Les dispositions de l’article 6 du même code exigent, quant à elles, entre autres conditions d’entrée dans l’espace Schengen, que la personne ne constitue pas une menace pour la santé publique.

Dans le contexte inédit auquel doivent faire face les États et les populations de l’UE, la Commission européenne estime que les dispositions restrictives prises sont proportionnelles à la menace. Ses recommandations visent à encadrer lesdites décisions afin de garantir les mesures de sauvegarde prévues par la directive sur la libre circulation des personnes.

Elle demande, ainsi, au États membres de :

  • Ne pas refuser l’entrée dans l’Union aux citoyens de l’UE ou aux ressortissants de pays tiers résidant sur le territoire des États membres ;
  • Faciliter le transit de ces mêmes ressortissants. Des mesures particulières peuvent toutefois être prises en cas de retour de zones infectées, dans le respect du principe d’égalité avec les nationaux ;
  • Faciliter le passage des travailleurs frontaliers, notamment des personnels de santé.

II. Au niveau national.

Les mesures prises sont de nature à impacter :

  • l’entrée sur le territoire (1),
  • le séjour des étrangers et es demandes d’asile (2)
  • et les procédures et contentieux relatifs à l’éloignement (3).

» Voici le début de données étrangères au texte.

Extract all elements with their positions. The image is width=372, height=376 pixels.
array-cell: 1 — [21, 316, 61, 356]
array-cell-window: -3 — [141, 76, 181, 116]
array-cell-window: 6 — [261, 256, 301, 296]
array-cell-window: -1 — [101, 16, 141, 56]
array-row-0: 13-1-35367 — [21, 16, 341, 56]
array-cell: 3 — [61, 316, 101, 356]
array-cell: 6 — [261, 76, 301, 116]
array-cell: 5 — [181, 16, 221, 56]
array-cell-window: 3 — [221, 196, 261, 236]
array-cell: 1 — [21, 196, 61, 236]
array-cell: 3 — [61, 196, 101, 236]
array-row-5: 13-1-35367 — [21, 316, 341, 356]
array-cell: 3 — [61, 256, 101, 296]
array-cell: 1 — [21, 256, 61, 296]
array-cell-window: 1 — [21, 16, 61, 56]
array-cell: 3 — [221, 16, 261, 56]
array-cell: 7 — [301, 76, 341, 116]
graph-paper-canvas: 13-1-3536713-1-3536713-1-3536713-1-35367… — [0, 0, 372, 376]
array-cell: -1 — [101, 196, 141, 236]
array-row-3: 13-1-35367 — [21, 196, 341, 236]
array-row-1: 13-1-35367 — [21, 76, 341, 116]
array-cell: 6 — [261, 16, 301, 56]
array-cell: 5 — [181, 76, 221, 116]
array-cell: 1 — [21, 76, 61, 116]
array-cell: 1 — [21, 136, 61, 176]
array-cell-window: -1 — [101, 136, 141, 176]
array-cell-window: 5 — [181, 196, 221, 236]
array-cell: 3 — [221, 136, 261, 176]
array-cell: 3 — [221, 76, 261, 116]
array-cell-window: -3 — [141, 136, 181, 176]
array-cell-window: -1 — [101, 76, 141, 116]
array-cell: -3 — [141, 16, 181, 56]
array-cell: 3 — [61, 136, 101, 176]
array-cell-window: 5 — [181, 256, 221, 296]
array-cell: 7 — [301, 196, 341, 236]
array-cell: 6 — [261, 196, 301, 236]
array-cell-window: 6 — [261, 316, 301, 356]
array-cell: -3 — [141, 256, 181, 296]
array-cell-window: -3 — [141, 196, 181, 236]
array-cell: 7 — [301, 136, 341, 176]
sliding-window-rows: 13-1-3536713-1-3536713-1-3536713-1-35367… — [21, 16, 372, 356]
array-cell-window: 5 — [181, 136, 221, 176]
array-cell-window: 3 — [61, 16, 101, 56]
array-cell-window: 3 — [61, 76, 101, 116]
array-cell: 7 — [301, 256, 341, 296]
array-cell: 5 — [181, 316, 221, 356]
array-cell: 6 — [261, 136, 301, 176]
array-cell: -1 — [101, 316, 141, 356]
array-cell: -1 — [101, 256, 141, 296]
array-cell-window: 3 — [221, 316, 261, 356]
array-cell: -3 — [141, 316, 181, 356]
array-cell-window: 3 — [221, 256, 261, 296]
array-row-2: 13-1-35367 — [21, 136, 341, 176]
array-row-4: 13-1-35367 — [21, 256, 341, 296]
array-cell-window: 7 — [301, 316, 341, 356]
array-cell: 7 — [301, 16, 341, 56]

1. L’entrée sur le territoire.

L’entrée sur le territoire français est directement impactée par la mesure de suspension de délivrance de visas pour la France, à compter du 17 mars 2020 et jusqu’à nouvel ordre.

Cette décision s’applique :

  • À tout type de passeports (officiel ou ordinaire) ;
  • Aux demandes, d’ores et déjà, déposées à la date d’entrée en vigueur de la mesure ;
  • Aux demandes pour lesquelles des rendez-vous ont été fixés.

La décision concerne toutes les catégories de demandes de visa :

  • Visas Schengen court séjour ;
  • Visas long séjour pour la France ou les Outre-Mer.

Il convient de noter que les visas « passeport talent », salarié ICT et stagiaires sont, également, concernés par la mesure. Dans ce contexte, il est vivement conseillé de ne pas planifier des missions pour les salariés étrangers dans les jours, voire les semaines, à venir [4].

Il est important de souligner, cependant, que les visas attribués aux conjoints de ressortissants français ne sont pas visés.

2. Le séjour des étrangers et demandeurs d’asile.

À la suite des instructions ministérielles du 16 mars 2020 (passage au stade 3), plusieurs administrations ont annoncé la suspension de l’accueil du public

Parmi elles, l’Office français de l’immigration et de l’intégration (OFII) a suspendu « toutes les procédures d’accueil du public en dehors de la procédure d’asile ».

Les plateformes d’accueil des contrats d’intégration républicaine (CIR), les visites médicales et les rendez-vous accordés aux étrangers malades ont également été suspendus.

De même, l’accueil des personnes bénéficiant de la protection internationale est fermé pour la période du 16 au 31 mars 2020, avec une possibilité de prolongation selon l’évolution de la situation

L’accueil des étrangers dans les services de préfectures et sous-préfectures est suspendu.